In college, and later when I moved to Crown Heights with my ex, I was exposed to Chabad’s Pesach customs mostly through family. To them, it’s important not to eat any gebrokts (Yiddish for matzah that has come in contact with water) during the seven days of Pesach. So I would have to sneakily dip my matzah into the chicken soup bowl, because that was always one of my favorite things to do. Incidentally, my mom’s Yemenite tradition is to wrap the matzah in a wet cloth and always eat it wet and soft. 

It’s only recently that I really began to delve into the meaning of Pesach. I’ve realized that the Seder is not just a historical retelling of the Jews exodus from Egypt, but an actual manifestation, an opportunity for each of us to leave our own Egypts. Through this ritual, we’re meant to free ourselves, to ‘burn’ the chametz that holds us back from seeing and living in full truth (emet), from being fully connected to the Infinite Light (ohr ha-kodesh)

This week’s parsha, Tzav, continues discussing the intricacies of the Temple sacrifices and briefly touches on chametz (leavened bread).
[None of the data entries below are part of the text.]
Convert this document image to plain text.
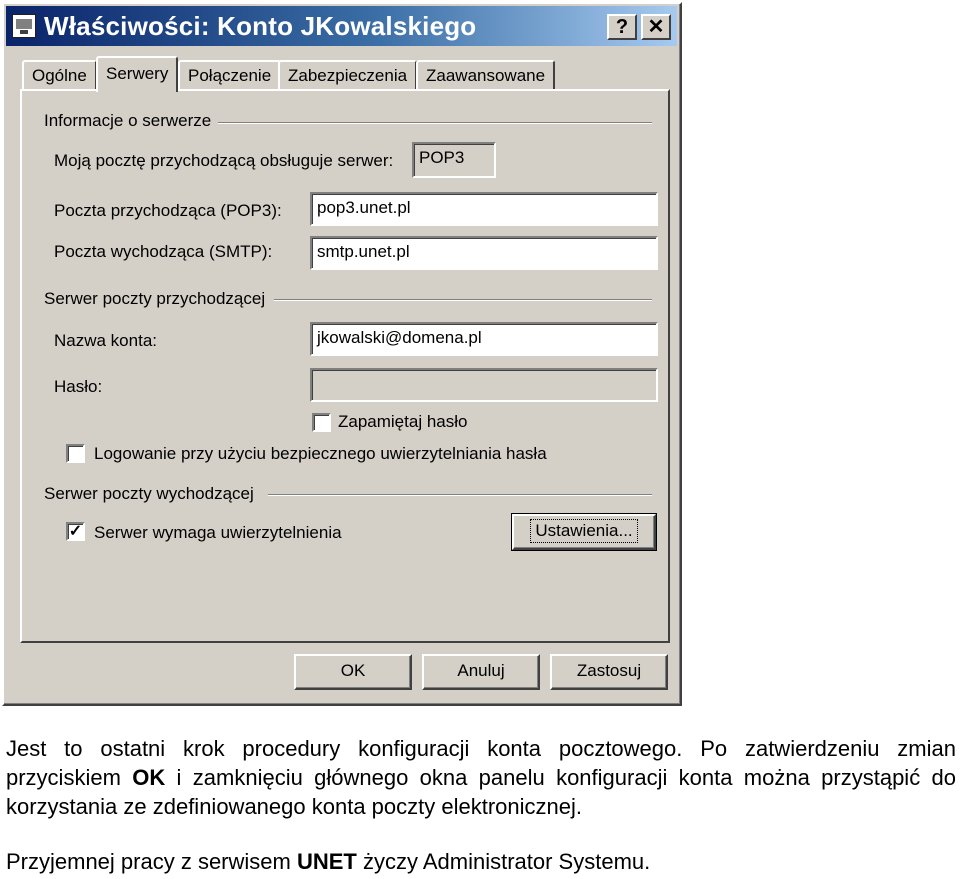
Właściwości: Konto JKowalskiego	? ✕
Ogólne	Serwery	Połączenie Zabezpieczenia	Zaawansowane
Informacje o serwerze
Moją pocztę przychodzącą obsługuje serwer:	POP3
Poczta przychodząca (POP3):	pop3.unet.pl
Poczta wychodząca (SMTP):	smtp.unet.pl
Serwer poczty przychodzącej
Nazwa konta:	jkowalski@domena.pl
Hasło:
Zapamiętaj hasło
Logowanie przy użyciu bezpiecznego uwierzytelniania hasła
Serwer poczty wychodzącej
✓ Serwer wymaga uwierzytelnienia	Ustawienia...
OK	Anuluj	Zastosuj

Jest to ostatni krok procedury konfiguracji konta pocztowego. Po zatwierdzeniu zmian przyciskiem OK i zamknięciu głównego okna panelu konfiguracji konta można przystąpić do korzystania ze zdefiniowanego konta poczty elektronicznej.

Przyjemnej pracy z serwisem UNET życzy Administrator Systemu.
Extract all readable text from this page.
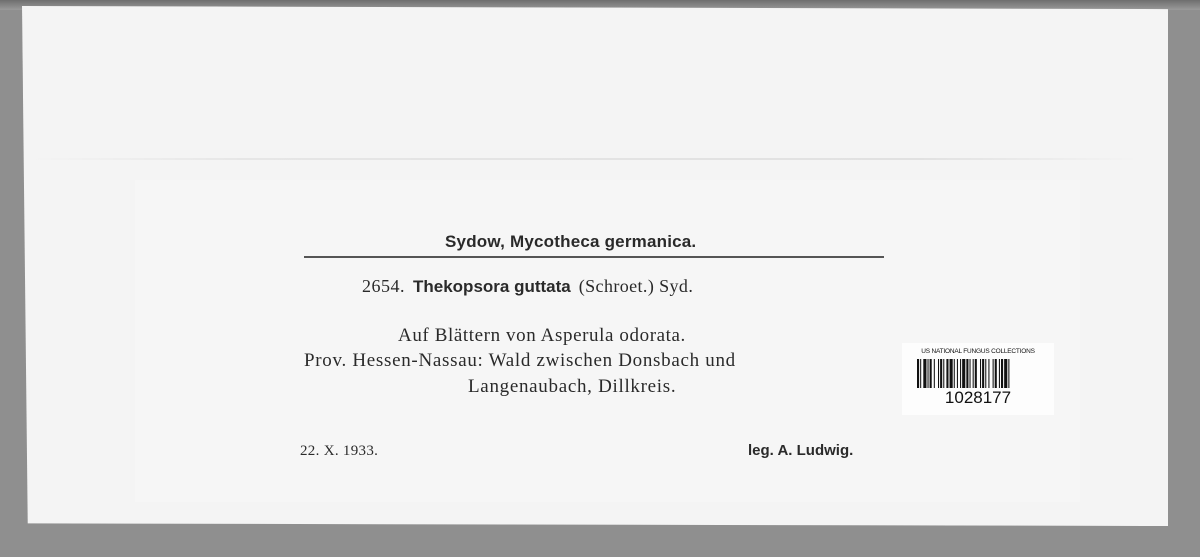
Sydow, Mycotheca germanica.
2654. Thekopsora guttata (Schroet.) Syd.
Auf Blättern von Asperula odorata.
Prov. Hessen-Nassau: Wald zwischen Donsbach und
Langenaubach, Dillkreis.
22. X. 1933.	leg. A. Ludwig.
US NATIONAL FUNGUS COLLECTIONS
1028177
Since this Shabbat leads into Pesach, we can draw connections between the weekly portion from Leviticus and the larger Jewish story of moving from spiritual constriction into spiritual freedom. 

In this week’s portion, G-d provides the instructions for the priestly meal offerings, sacrifices that did not involve animals. Moses is told that “[the meal offering] shall not be baked leavened (lo teahfeh chametz). I have presented it as their share from My fire-offerings” (Leviticus 6:10). In Exodus, when G-d gives the commandments of Pesach, it’s written, “No leaven (chametz) shall be found in your houses for seven days. For whoever eats what is chametz, that person shall be cut off from the community of Israel, whether he is a stranger or a citizen of the country” (12:19).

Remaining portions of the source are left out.